Which cellular mechanism yields compatibility between brain states, synaptic plasticity and neuromodulation?

Learning and memory are attributed to the ability of neurons to modify their connections with other cells based on experience, a property called synaptic plasticity. On the other hand, brain information processing is shaped by fluctuations in neuronal rhythms at the cellular and population levels, each defining distinctive brain states. Switches between these brain states, driven by neuromodulation, can be fast and localized, such as those observed in Parkinson disease patients stopping, almost instantaneously, tremor symptoms when deep-brain stimulation is turned on. Switches can also be global and long lasting, such as those observed during the wake-sleep transition. The coexistence of these two mechanisms raises challenging questions: how can switches in brain states remain reliable despite constant rewiring of neuron connectivity and how is synaptic plasticity a!ected by switches in brain states?

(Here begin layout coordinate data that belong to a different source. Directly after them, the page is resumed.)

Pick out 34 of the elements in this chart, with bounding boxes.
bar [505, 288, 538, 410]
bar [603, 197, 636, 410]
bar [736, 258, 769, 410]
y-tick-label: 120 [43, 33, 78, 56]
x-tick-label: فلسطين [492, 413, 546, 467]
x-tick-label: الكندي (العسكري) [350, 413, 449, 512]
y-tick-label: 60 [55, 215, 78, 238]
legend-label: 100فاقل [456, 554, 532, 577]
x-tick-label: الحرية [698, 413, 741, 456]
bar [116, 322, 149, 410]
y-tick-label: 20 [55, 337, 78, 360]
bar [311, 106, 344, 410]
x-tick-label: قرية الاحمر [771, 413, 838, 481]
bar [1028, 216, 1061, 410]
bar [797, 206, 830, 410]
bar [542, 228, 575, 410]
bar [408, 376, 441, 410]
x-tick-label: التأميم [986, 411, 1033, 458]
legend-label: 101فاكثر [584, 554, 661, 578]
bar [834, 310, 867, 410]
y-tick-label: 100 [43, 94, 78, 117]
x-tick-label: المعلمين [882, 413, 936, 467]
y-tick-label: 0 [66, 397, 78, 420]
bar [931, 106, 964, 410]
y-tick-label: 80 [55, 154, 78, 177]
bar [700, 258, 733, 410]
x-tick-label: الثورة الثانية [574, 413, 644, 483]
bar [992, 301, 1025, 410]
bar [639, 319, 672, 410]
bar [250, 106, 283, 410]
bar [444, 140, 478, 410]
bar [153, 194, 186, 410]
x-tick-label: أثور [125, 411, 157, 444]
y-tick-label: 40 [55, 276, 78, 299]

Here, we highlight the role of slow regenerativity, a cellular dynamical property, in the generation of brain state switches that are robust to cellular heterogeneity, independent from network connectivity, and thus compatible with synaptic plasticity. This key mechanism is accessible by all neurons that embed slowly activating voltage-gated calcium channels or slowly inactivating potassium channels in their membrane. Yet, in computational neuron models, this channel dynamics is often considered as an instantaneous event and it is absent from all available hybrid models.
To demonstrate this point, we compare the robustness of 6 published thalamic neuron conductance-based models at the cellular, circuit and population levels [Destexhe, 1996; Destexhe, 1998; Drion, 2018; Huguenard and McCormick, 1992; Rush and Rinzel, 1994; Wang, 1994]. We show that the robustness of rhythms at the population level correlates with the presence of slow regenerativity at the cellular level. Our work confirms that slow regenerativity is independent on the type of neurons, the intrinsic frequency of the firing pattern and valid for global and lasting brain state switches as well as local and fast. Second, we show that this mechanism can be embedded in simple hybrid neuron models without increasing the model complexity. These results open the possibility to study the interactions between switches in network rhythmic activity and synaptic plasticity in large neuronal populations.